Verfahrensgang

LG Bochum (Entscheidung vom 24.02.2009; Aktenzeichen 1 O 374/08)

 

Nachgehend

BGH (Urteil vom 11.05.2010; Aktenzeichen IX ZR 139/09)

 

Tenor

Auf die Berufung der Klägerin wird das am 24. Februar 2009 verkündete Urteil der 1. Zivilkammer des Landgerichts Bochum abgeändert.

Der Beklagte wird verurteilt, die Freigabe des beim Amtsgericht Bochum (Geschäfts-Nr. 4 a HL 98/06) hinterlegten Betrages in Höhe von 17.529,36 € nebst Zinsen an die Klägerin zu bewilligen.

Der Beklagte trägt die Kosten des Rechtsstreits.

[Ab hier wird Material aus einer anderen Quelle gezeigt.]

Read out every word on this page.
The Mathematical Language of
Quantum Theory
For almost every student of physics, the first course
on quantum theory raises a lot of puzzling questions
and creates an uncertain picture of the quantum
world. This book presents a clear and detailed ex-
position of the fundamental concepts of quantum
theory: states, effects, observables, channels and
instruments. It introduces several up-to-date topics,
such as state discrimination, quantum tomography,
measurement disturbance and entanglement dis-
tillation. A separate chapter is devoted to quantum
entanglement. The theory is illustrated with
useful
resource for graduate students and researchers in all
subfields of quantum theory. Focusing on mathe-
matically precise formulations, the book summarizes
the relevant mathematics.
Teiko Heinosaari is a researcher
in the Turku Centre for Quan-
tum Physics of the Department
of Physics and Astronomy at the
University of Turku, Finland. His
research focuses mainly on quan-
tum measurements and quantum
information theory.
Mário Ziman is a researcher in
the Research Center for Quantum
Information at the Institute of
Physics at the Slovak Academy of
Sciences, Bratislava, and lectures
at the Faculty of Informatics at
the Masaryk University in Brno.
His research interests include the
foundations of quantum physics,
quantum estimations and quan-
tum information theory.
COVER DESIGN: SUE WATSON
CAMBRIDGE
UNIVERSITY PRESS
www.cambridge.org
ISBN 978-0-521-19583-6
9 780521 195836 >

Das Urteil ist vorläufig vollstreckbar.

Der Beklagte darf die Zwangsvollstreckung durch Sicherheitsleistung in Höhe von 120 % des aufgrund des Urteils vollstreckbaren Betrages abwenden, wenn nicht die Klägerin vor der Vollstreckung Sicherheit in Höhe von 120 % des jeweils zu vollstreckenden Betrages leistet.

Die Revision wird zugelassen.

 

Gründe

A.

Der Beklagte ist Treuhänder über das Vermögen des X.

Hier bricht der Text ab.